Non è tutto. Data la carenza globale c’è chi corre ai ripari per tutelare la propria popolazione. È il caso dell’India che, alle prese con ondate di caldo estremo che riducono la produzione, ha annunciato il taglio delle promesse esportazioni. Lo scorso marzo, infatti, aveva preventivato di immettere nel mercato mondiale 7 milioni di tonnellate di grano in sostituzione di quello ucraino bloccato dai russi nei porti. Ma la situazione venuta a crearsi, specchio del cambiamento climatico in atto, la riporta sui suoi passi per avere di che sfamare il suo miliardo e mezzo di abitanti.
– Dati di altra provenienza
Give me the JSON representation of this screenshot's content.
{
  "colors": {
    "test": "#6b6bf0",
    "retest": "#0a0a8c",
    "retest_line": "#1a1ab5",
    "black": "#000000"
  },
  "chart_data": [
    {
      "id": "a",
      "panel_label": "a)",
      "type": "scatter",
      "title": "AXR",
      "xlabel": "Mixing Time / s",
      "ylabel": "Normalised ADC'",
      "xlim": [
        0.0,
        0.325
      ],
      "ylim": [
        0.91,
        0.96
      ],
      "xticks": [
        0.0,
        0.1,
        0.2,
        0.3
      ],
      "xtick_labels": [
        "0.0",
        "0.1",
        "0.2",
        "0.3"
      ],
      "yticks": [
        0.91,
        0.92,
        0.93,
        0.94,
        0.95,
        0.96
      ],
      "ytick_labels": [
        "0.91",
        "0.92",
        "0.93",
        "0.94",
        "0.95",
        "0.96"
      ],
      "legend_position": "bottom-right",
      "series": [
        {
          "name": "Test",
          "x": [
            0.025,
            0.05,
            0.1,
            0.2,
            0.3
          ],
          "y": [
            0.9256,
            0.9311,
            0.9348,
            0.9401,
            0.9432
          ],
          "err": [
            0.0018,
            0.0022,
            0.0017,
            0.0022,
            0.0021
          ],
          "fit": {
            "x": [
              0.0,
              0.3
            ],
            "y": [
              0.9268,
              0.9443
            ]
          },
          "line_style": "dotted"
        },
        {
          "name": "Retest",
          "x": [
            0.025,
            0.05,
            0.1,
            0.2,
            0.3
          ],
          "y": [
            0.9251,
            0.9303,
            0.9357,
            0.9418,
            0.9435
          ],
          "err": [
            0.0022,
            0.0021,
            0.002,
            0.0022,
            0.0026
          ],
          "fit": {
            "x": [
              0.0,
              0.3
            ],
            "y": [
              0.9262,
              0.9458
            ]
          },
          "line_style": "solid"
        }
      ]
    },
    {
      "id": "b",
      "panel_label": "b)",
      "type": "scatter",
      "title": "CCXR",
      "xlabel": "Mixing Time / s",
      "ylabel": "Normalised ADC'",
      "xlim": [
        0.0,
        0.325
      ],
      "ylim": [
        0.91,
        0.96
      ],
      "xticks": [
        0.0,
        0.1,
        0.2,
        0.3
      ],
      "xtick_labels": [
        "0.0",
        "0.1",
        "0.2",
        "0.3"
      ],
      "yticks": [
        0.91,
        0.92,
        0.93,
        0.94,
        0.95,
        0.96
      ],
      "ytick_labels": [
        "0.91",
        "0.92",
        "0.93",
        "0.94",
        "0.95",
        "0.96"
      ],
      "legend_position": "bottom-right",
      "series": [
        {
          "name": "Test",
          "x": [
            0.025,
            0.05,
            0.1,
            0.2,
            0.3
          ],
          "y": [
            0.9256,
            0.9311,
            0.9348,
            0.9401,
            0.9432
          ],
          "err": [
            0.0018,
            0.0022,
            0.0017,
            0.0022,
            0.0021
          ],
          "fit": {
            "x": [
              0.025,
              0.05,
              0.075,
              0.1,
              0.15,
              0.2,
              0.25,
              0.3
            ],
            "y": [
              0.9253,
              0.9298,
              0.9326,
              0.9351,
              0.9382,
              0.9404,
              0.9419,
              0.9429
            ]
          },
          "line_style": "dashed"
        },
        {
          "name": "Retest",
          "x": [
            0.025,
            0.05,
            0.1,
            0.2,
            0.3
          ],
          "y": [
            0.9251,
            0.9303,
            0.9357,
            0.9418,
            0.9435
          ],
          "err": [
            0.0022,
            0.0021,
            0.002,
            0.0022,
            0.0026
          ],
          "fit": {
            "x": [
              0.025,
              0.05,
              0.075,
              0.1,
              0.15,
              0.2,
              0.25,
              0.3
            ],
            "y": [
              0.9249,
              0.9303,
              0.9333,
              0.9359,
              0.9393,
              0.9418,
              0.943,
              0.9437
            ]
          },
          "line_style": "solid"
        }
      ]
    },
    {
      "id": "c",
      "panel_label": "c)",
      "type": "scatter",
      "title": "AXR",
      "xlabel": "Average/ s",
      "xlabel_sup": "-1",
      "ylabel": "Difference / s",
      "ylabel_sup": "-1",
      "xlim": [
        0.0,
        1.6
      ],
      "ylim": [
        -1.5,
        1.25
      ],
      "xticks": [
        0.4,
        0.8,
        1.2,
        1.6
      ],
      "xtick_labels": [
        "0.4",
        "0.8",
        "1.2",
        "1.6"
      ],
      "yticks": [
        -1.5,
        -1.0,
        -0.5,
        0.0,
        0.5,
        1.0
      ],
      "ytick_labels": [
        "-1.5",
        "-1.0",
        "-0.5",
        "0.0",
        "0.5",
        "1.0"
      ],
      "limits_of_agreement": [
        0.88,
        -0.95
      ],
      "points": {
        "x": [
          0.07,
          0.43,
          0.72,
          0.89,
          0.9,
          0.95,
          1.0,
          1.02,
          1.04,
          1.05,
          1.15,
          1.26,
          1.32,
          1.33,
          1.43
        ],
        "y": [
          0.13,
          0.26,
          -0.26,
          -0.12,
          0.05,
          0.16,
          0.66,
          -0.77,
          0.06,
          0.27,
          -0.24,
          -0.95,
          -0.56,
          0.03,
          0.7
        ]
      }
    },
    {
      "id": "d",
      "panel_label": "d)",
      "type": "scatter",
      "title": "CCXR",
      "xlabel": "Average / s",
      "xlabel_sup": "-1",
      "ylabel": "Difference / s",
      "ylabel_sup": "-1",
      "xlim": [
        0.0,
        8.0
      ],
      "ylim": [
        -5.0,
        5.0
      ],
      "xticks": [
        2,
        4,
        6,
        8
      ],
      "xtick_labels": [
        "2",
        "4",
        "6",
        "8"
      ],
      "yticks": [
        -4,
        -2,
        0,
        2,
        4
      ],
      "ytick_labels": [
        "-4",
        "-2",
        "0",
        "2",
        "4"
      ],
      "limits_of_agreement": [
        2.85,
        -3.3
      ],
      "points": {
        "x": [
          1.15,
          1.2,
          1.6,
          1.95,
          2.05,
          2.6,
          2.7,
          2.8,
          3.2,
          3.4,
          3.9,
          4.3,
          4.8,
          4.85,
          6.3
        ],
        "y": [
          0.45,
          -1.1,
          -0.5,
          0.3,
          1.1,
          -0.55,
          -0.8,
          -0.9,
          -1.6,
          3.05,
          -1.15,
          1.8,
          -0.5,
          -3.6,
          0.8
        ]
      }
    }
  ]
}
La questione del grano non è pertanto cosa che non ci riguardi. Se pur noi possiamo sopportare rialzi di prezzo – cosa impossibile alle citate nazioni – sono gli equilibri mondiali traballanti che non possono far sentire nessuno al sicuro. Quella casa comune di cui papa Francesco ha tanto parlato nella Laudato Sì è sotto i nostri occhi nella sua fragilità e in una problematicità interconnessa che nessuno esclude. Per questo, dopo i ricatti di Putin (il via libero alle navi vincolato all’eliminazioni delle sanzioni contro la Russia), è prioritario trovare per quelle navi una via d’uscita certa e garantita. E, di fronte alla situazione mondiale, si dimostra ancora più urgente trovare la via per la pace: per fermare le vittime delle armi e le vittime della fame.